I have to second the Antec 120mm Tri-Cool fans.  The built in 3-speed controller is really nice, and they are silent on ever setting except High, and even then I can't hear them once the side panel of my case is on.


----------



## Chewy (Dec 7, 2007)

Tri-Cools are nice, noctuna 1200rpm/47cfm are a little quieter and push out like the same amount of air.. if you dont mind some noise the Silverstone 121's have 110cfm @ 40dbs.


----------



## vega22 (Dec 19, 2007)

i had those 121's and the 3 i had all had a whine that pissed me off, not loud just annoying you know i have swapped them for scythe sflex 1600rpm ones and i cant hear them over my freezer pro, and i have 6 of them in my case.

they have since released 35mm (depth) versions that shift more air and imo in a airflow/noise scale these would be ner the top of any list.


----------



## Wile E (Dec 19, 2007)

pbmaster said:


> Here ya go man. 133 CFM with 45 Db...sold out right now though.
> 
> http://www.newegg.com/Product/Product.aspx?Item=N82E16835185054



I think you just found me my new rad fans. Those + a controller, ftw!


----------



## erocker (Dec 19, 2007)

I've got all six of my 120mm Antec Tri-cool fans blastin on high.


----------



## craigwhiteside (Dec 19, 2007)

hehe, check this fan out 

http://cgi.ebay.co.uk/NEW-SPAL-15-1...1174115QQihZ003QQcategoryZ43120QQcmdZViewItem







2360CFM


----------



## francis511 (Dec 19, 2007)

I got some 120 mm fans a few weeks ago and they really make your case much cooler. When I open my DVD drive now, a little gust of cold air comes out !!


----------



## RottnJP (Dec 22, 2007)

I frickin' love the SFLEX 1200 RPM fans I just got- on sale for $15 from newegg right now, no shipping!!  They flow like the antec tri-cools on medium, but sound like the low setting- very nice.  Unfortunately the higher speed SFLEX's (1600 RPM) are still $25.  If you're o.k. with the noise level of the antec tri-cools on high, the aero-cool turbines are rated at 90 CFM @ 32 DB...


----------



## Basard (Dec 22, 2007)

francis511 said:


> I got some 120 mm fans a few weeks ago and they really make your case much cooler.
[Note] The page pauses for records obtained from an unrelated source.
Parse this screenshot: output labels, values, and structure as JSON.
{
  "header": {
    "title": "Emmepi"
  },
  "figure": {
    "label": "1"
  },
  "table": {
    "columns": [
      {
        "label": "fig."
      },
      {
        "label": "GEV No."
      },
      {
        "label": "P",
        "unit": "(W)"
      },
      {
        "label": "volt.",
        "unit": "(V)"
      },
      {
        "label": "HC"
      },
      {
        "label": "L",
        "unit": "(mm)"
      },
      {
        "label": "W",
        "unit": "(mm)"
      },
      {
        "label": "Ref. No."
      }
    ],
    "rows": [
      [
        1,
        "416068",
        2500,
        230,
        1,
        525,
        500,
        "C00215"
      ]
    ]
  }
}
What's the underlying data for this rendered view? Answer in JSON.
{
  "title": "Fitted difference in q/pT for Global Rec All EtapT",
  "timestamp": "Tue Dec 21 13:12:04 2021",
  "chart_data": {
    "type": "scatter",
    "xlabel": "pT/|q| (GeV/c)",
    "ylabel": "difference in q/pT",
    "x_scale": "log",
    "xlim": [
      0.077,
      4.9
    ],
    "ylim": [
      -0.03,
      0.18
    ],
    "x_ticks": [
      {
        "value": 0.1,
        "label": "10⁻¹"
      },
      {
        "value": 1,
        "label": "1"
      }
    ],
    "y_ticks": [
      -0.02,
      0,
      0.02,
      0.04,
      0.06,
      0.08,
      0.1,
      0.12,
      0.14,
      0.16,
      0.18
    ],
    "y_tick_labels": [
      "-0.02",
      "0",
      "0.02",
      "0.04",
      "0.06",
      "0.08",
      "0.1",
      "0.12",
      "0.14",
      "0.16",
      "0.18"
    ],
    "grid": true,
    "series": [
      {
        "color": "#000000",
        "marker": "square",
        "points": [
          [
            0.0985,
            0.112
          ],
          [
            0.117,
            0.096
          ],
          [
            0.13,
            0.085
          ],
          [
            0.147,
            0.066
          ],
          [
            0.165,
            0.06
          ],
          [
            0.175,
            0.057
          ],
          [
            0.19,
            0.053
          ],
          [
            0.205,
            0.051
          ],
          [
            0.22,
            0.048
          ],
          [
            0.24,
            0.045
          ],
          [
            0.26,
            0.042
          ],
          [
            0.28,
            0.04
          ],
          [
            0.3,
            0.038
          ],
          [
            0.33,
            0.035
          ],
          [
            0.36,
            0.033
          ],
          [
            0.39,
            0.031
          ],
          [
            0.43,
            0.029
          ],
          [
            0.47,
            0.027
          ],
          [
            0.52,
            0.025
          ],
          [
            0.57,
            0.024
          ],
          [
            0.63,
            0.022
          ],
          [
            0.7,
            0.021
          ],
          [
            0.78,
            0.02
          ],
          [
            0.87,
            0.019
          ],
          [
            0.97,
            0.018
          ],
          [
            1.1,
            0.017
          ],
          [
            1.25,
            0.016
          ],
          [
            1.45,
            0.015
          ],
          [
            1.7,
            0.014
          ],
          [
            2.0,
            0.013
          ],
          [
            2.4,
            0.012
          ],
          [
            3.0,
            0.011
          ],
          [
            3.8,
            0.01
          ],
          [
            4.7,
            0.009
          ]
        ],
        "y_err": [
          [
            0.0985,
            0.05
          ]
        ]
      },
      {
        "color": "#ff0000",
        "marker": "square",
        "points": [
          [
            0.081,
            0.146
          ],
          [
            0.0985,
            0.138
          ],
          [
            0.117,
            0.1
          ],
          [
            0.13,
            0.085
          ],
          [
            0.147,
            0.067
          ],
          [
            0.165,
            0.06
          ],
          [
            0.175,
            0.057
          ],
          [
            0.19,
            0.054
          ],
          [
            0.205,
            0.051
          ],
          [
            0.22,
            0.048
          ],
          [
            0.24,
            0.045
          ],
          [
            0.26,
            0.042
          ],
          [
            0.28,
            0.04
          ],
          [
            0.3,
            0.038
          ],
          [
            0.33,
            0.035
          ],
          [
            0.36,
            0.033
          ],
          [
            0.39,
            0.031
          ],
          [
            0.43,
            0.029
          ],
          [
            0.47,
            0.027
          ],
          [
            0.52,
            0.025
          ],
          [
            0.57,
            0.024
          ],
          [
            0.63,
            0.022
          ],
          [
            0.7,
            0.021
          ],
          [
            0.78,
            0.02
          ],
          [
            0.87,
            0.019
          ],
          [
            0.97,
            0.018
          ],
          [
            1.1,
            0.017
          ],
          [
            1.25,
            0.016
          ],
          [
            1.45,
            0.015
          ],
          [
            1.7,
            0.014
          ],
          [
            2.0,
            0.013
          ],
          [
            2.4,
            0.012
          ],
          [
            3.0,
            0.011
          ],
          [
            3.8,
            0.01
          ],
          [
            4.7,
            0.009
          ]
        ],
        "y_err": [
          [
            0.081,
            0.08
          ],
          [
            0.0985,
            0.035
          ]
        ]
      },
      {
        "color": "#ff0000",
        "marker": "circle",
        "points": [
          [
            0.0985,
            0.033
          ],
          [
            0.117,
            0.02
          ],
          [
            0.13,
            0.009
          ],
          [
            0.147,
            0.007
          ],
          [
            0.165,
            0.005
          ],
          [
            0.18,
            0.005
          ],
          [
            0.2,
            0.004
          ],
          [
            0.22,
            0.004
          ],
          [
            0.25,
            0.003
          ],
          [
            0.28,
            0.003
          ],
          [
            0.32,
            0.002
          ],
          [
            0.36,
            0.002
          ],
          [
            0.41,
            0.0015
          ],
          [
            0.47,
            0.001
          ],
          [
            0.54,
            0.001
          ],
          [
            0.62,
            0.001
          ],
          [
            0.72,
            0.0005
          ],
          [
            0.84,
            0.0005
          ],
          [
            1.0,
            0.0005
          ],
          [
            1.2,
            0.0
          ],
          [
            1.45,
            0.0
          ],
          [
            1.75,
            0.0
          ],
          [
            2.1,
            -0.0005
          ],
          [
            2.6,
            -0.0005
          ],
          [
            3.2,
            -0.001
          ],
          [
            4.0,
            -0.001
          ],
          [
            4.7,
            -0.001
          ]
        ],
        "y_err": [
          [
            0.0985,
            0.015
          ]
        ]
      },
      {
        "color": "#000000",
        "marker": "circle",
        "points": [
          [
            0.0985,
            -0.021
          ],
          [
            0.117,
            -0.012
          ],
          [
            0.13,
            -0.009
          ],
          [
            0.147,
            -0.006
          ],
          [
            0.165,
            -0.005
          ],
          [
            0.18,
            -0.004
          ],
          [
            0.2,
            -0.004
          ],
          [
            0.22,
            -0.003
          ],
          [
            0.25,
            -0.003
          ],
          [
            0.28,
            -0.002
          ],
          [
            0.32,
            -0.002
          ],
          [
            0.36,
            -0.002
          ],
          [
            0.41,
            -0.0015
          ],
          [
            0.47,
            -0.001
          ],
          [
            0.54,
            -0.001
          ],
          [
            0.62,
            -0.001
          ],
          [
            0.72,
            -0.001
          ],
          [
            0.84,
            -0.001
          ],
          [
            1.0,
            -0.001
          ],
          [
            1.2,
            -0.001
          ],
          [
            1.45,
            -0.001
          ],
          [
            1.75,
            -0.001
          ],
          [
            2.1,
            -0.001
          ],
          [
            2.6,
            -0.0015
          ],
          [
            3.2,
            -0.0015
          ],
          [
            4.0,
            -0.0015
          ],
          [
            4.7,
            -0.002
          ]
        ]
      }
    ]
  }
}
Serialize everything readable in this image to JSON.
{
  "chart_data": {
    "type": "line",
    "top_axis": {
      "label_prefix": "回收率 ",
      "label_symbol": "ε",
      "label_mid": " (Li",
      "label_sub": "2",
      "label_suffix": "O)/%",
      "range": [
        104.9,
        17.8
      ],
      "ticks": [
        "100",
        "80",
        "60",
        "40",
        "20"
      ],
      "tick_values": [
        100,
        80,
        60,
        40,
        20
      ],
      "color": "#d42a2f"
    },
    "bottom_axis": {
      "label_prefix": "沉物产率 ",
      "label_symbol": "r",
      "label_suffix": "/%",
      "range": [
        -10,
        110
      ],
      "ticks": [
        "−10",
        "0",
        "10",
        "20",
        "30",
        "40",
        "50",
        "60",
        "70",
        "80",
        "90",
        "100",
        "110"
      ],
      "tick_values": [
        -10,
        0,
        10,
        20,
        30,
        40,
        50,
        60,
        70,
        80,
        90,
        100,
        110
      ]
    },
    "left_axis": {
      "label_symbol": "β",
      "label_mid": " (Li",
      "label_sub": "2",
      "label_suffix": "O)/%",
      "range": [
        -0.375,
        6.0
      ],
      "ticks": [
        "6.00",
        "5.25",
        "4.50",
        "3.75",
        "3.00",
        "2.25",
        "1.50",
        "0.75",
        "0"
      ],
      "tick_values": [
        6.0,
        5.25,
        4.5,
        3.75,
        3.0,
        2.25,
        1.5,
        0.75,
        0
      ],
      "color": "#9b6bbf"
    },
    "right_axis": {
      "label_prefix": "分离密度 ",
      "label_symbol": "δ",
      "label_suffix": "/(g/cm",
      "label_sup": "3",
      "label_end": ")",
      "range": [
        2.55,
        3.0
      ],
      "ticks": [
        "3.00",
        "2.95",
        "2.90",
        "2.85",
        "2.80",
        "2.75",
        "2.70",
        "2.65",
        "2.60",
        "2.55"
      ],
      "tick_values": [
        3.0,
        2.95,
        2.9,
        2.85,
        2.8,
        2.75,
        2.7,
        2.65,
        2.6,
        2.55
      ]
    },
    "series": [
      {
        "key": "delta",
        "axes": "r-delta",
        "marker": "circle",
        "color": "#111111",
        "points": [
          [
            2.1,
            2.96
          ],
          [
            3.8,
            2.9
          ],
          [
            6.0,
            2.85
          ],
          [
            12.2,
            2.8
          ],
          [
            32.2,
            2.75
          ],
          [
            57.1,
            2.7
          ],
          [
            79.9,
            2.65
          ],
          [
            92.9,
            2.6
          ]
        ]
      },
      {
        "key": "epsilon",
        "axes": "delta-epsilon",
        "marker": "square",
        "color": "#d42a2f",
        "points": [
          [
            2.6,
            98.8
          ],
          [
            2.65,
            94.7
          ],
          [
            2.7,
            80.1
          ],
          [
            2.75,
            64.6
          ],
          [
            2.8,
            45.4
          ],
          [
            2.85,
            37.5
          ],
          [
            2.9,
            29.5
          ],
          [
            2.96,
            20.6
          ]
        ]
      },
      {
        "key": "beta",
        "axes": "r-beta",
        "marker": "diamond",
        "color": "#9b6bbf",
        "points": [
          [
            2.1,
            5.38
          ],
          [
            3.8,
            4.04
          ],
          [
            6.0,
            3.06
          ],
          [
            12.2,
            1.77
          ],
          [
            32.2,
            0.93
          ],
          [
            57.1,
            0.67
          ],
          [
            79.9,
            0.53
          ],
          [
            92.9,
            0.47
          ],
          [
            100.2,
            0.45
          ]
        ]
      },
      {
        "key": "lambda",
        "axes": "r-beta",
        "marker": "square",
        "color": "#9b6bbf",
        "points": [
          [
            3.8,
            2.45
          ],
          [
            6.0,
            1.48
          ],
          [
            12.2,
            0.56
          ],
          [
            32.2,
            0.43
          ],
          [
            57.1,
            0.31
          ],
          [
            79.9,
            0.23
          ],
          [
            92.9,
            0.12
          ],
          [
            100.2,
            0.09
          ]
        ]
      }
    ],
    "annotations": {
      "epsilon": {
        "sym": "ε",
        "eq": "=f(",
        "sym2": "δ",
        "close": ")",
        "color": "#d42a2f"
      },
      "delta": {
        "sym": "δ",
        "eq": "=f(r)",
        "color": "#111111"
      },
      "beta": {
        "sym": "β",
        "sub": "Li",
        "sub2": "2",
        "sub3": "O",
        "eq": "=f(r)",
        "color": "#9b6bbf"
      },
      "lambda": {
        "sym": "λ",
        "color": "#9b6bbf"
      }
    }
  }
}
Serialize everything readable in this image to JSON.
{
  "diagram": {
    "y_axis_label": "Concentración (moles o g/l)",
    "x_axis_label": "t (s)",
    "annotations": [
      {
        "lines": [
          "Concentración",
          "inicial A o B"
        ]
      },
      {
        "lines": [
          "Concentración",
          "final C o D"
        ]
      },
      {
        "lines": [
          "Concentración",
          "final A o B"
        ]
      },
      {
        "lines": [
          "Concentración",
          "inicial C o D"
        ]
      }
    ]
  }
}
When I open my DVD drive now, a little gust of cold air comes out !!



That's cool dude, heh.  It sounds like you have too much pressure though, maybe point one of your fans out, instead of in.  That will keep pressure to normal, and might actually give you more airflow, and less noise? try it out and see.

On another note, I've got some of these old 120mm fans from dell servers that probably push something like 150cfm.  I plug them in and Everest can't even count the rpms, they go so high....  They sound like jet engines almost...


----------



## SK-1 (Dec 22, 2007)

SMART CASE FAN II  http://www.newegg.com/Product/Product.aspx?Item=N82E16811999145


----------